Key Terms: bulimia, anorexia, overweight
Adolescents and Drugs
What Is Dependence?: Physical drug dependence occurs with psychoactive substances when they control behavior so that the individual cannot easily discontinue their use. Drug dependence can interfere with school, work, and relationships.
Key Terms: drug dependence, psychoactive
Alcohol: Alcohol loosens inhibitions and makes individuals feel more spontaneous. As blood-alcohol level rises, activities controlled by the central nervous system are increasingly affected. Most high school seniors have tried alcohol and many do so with some regularity.
Key Terms: alcohol
Cigarettes: Cigarettes are the only substance that a sizable number of adolescents use on a daily basis. Because of this, cigarettes pose one of the most serious, if not the most serious, health risks of all drugs to adolescents. Most adolescents who smoke start before they reach high school, and most adolescents who start to smoke have tried unsuccessfully to stop. The use of cigarettes and alcohol is associated with the use of other, illicit substances.
Key Terms: nicotine
Marijuana: Marijuana is a mild hallucinogen that affects thought, perception, reaction time, and coordination. Long-term heavy use carries a number of potential health risks. Of all illicit drugs, marijuana is the most frequently used by adolescents.
Key Terms: marijuana
Age, Ethnicity, and Gender: There are significant age trends with respect to the use of alcohol, cigarettes, and marijuana, with the use of all three increasing with age. There are ethnic differences as well, with African American adolescents being less likely to drink alcohol or smoke cigarettes than European American or Hispanic adolescents. With respect to gender, early adolescent females drink more than males their age; overall, females are as likely to smoke cigarettes but less likely to have used marijuana.

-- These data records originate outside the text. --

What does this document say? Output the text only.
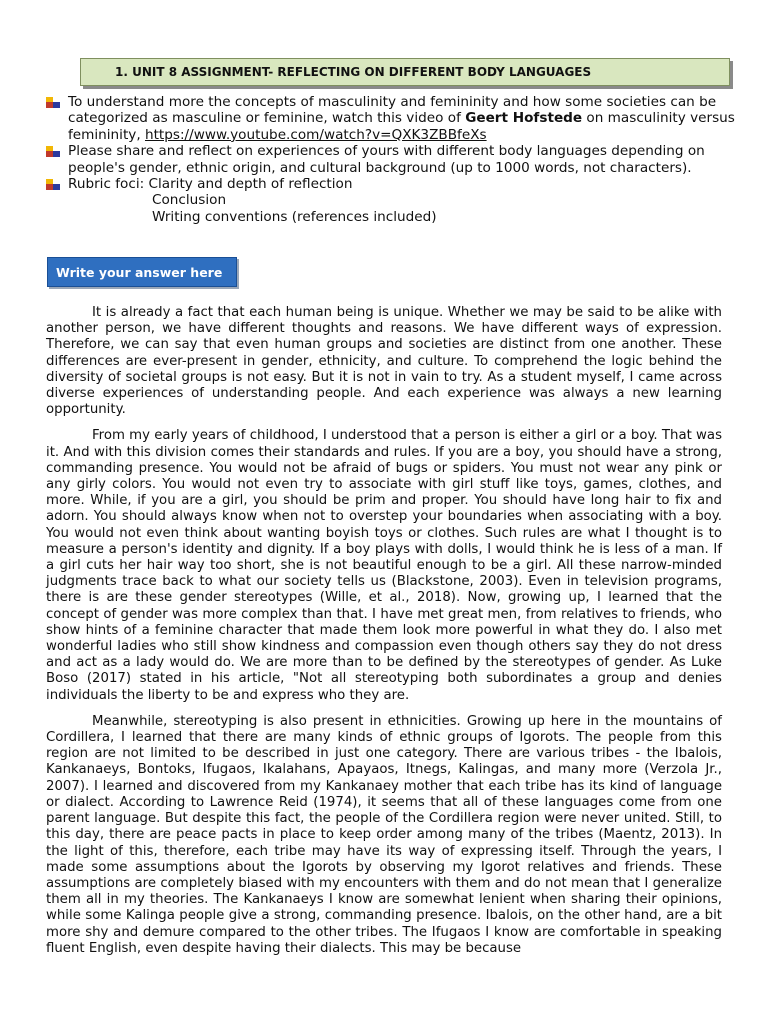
1. UNIT 8 ASSIGNMENT- REFLECTING ON DIFFERENT BODY LANGUAGES

To understand more the concepts of masculinity and femininity and how some societies can be categorized as masculine or feminine, watch this video of Geert Hofstede on masculinity versus femininity, https://www.youtube.com/watch?v=QXK3ZBBfeXs

Please share and reflect on experiences of yours with different body languages depending on people's gender, ethnic origin, and cultural background (up to 1000 words, not characters).

Rubric foci: Clarity and depth of reflection

Conclusion

Writing conventions (references included)

Write your answer here

It is already a fact that each human being is unique. Whether we may be said to be alike with another person, we have different thoughts and reasons. We have different ways of expression. Therefore, we can say that even human groups and societies are distinct from one another. These differences are ever-present in gender, ethnicity, and culture. To comprehend the logic behind the diversity of societal groups is not easy. But it is not in vain to try. As a student myself, I came across diverse experiences of understanding people. And each experience was always a new learning opportunity.

From my early years of childhood, I understood that a person is either a girl or a boy. That was it. And with this division comes their standards and rules. If you are a boy, you should have a strong, commanding presence. You would not be afraid of bugs or spiders. You must not wear any pink or any girly colors. You would not even try to associate with girl stuff like toys, games, clothes, and more. While, if you are a girl, you should be prim and proper. You should have long hair to fix and adorn. You should always know when not to overstep your boundaries when associating with a boy. You would not even think about wanting boyish toys or clothes. Such rules are what I thought is to measure a person's identity and dignity. If a boy plays with dolls, I would think he is less of a man. If a girl cuts her hair way too short, she is not beautiful enough to be a girl. All these narrow-minded judgments trace back to what our society tells us (Blackstone, 2003). Even in television programs, there is are these gender stereotypes (Wille, et al., 2018). Now, growing up, I learned that the concept of gender was more complex than that. I have met great men, from relatives to friends, who show hints of a feminine character that made them look more powerful in what they do. I also met wonderful ladies who still show kindness and compassion even though others say they do not dress and act as a lady would do. We are more than to be defined by the stereotypes of gender. As Luke Boso (2017) stated in his article, "Not all stereotyping both subordinates a group and denies individuals the liberty to be and express who they are.

Meanwhile, stereotyping is also present in ethnicities. Growing up here in the mountains of Cordillera, I learned that there are many kinds of ethnic groups of Igorots. The people from this region are not limited to be described in just one category. There are various tribes - the Ibalois, Kankanaeys, Bontoks, Ifugaos, Ikalahans, Apayaos, Itnegs, Kalingas, and many more (Verzola Jr., 2007). I learned and discovered from my Kankanaey mother that each tribe has its kind of language or dialect. According to Lawrence Reid (1974), it seems that all of these languages come from one parent language. But despite this fact, the people of the Cordillera region were never united. Still, to this day, there are peace pacts in place to keep order among many of the tribes (Maentz, 2013). In the light of this, therefore, each tribe may have its way of expressing itself. Through the years, I made some assumptions about the Igorots by observing my Igorot relatives and friends. These assumptions are completely biased with my encounters with them and do not mean that I generalize them all in my theories. The Kankanaeys I know are somewhat lenient when sharing their opinions, while some Kalinga people give a strong, commanding presence. Ibalois, on the other hand, are a bit more shy and demure compared to the other tribes. The Ifugaos I know are comfortable in speaking fluent English, even despite having their dialects. This may be because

Patterns of Drug Use: There is a pattern to the order in which adolescents experiment with drugs; typically, alcohol is the first drug used, which is followed by cigarettes, which, in turn, is followed by marijuana. Though an adolescent may use a certain drug, progression to the next stage isn’t inevitable. A better predictor of whether or not an adolescent will progress down the drug pathway is the extent to which they become involved in a drug’s use.
Key Terms: gateway hypothesis
Risk and Protective Factors: Factors that place adolescents at risk for substance abuse are being less well adjusted and impulsive, having low self-esteem, doing poorly in school, having problematic relations with peers, and having friends who use drugs. Adolescents who abuse drugs are likely to have less nurturing parents, to have parents who abuse substances themselves, to live in more violent communities, and to have drugs more available. Protective factors include high self-esteem, good social skills, involvement in religion, friends who do not abuse drugs, and doing well in school. Also important are parents who are warm, communicate well, and monitor their children’s activities.
Prevention Programs: Efforts to prevent drug abuse include controlling access to drugs, media campaigns, and school-based educational programs organized around social cognitive principles. Programs using a combination of these approaches are the most effective. Most adolescents will experiment with some drugs before they reach adulthood; most will also not use them frequently. Even casual experimentation with some substances carries substantial risks. Candid discussions that acknowledge the pleasurable effects of drugs as well as their potential dangers promise to be the most effective ways of providing help to adolescents.